Respondents agreed in 2005 to purchase the Walkers’ home in Springfield, then hired Appellant to perform the home inspection for $265.00, performed March 20, 2005. After closing fire-related roof and attic issues were discovered during remodeling. Count I was for negligent inspection, Count II for breach of contract in failing to find the fire-damaged attic and Count III concerned breach of a settlement agreement. Apparently the Walkers settled with Respondents prior to trial. On appeal, Appellant claims error of the court in ignoring a limitation clause in the inspection contract limiting Appellant’s contractual liability to return the $265.00 fee paid. After bench trial the court found in favor of Respondents in the amount of $5,700 plus costs. This appeal followed.

Held: Affirmed.
Regarding the limitation clause in the inspection contract, in the transcript document Appellant admitted at trial his obligation to pay for the reasonable cost of the repairs of the damage. Appellant conceded his inspection was improperly performed. In opening, Appellant’s counsel admitted the inspection was improperly done and that $3,300.00 should fix it. Therefore the limitation clause argument was rendered irrelevant beginning with the opening statement of Appellant’s counsel at trial.
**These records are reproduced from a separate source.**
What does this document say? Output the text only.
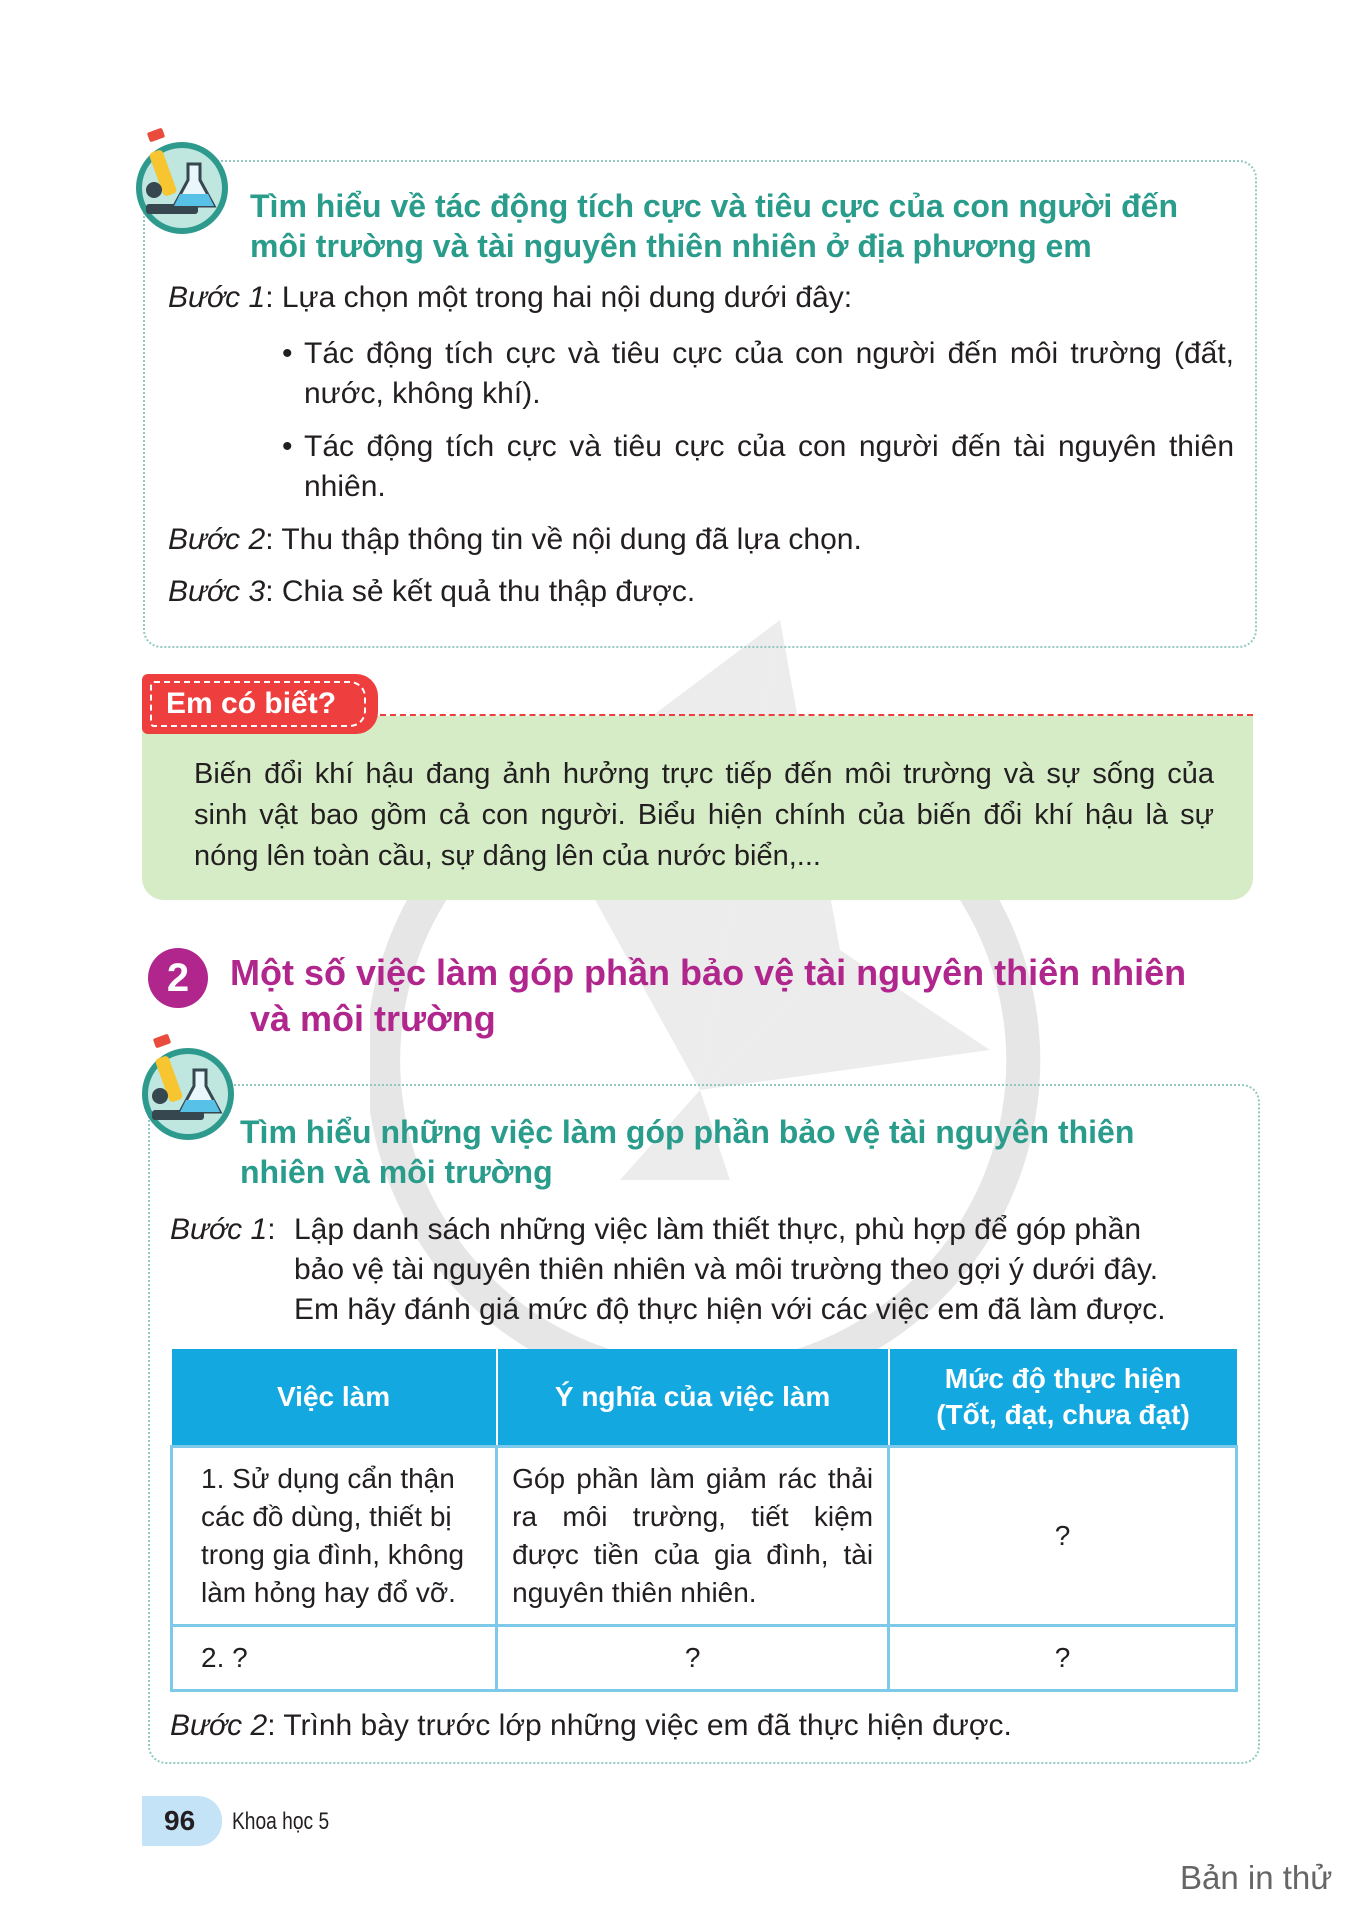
Tìm hiểu về tác động tích cực và tiêu cực của con người đến
môi trường và tài nguyên thiên nhiên ở địa phương em
Bước 1: Lựa chọn một trong hai nội dung dưới đây:
• Tác động tích cực và tiêu cực của con người đến môi trường (đất, nước, không khí).
• Tác động tích cực và tiêu cực của con người đến tài nguyên thiên nhiên.
Bước 2: Thu thập thông tin về nội dung đã lựa chọn.
Bước 3: Chia sẻ kết quả thu thập được.
Em có biết?
Biến đổi khí hậu đang ảnh hưởng trực tiếp đến môi trường và sự sống của sinh vật bao gồm cả con người. Biểu hiện chính của biến đổi khí hậu là sự nóng lên toàn cầu, sự dâng lên của nước biển,...
2	Một số việc làm góp phần bảo vệ tài nguyên thiên nhiên
và môi trường
Tìm hiểu những việc làm góp phần bảo vệ tài nguyên thiên
nhiên và môi trường
Bước 1: Lập danh sách những việc làm thiết thực, phù hợp để góp phần
bảo vệ tài nguyên thiên nhiên và môi trường theo gợi ý dưới đây.
Em hãy đánh giá mức độ thực hiện với các việc em đã làm được.
Việc làm	Ý nghĩa của việc làm	Mức độ thực hiện
(Tốt, đạt, chưa đạt)

1. Sử dụng cẩn thận các đồ dùng, thiết bị trong gia đình, không làm hỏng hay đổ vỡ.	Góp phần làm giảm rác thải ra môi trường, tiết kiệm được tiền của gia đình, tài nguyên thiên nhiên.	?
2. ?	?	?
Bước 2: Trình bày trước lớp những việc em đã thực hiện được.
96	Khoa học 5
Bản in thử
Purchaser at third-offering delinquent tax sale is required to provide notice to Owner in accordance with § 140.405 and file affidavit to commence 90-day redemption so that failure precludes issuing a collector’s deed. Brock v. Caldwell, No. 31206 (Mo. App.
S.D., January 27, 2012), Lynch, J.


This was Plaintiff Brock’s (“Purchaser”) action to quiet title claimed via a Collector’s Deed after a third-offering delinquent tax sale, §§ 140.250-504, RSMo. Defendant Caldwell (“Owner”) held record title to Sikeston property (“Property”). Purchaser bid for Property and paid delinquent taxes for County Collector of $3,672.09 on August 28, 2006. Owner did not redeem and Collector Deed of Property to Purchaser was issued and recorded March 28, 2007. Purchaser demanded Owner vacate, then filed this action to quiet title and eject Owner. Trial court ruled for Owner and this appealed followed.

Held: Reversed and remanded with directions.
Dispositive was that Purchaser failed to comply with notice required by § 140.405 in that no purchaser affidavit was filed so that the 90-day redemption period was never commenced. This affidavit, when properly filed, shows of record Purchaser’s proper notice compliance and starts the 90-day redemption period, but this was not done according to Purchaser’s sworn testimony. Accordingly, Purchaser was not entitled to a collector’s deed of the property.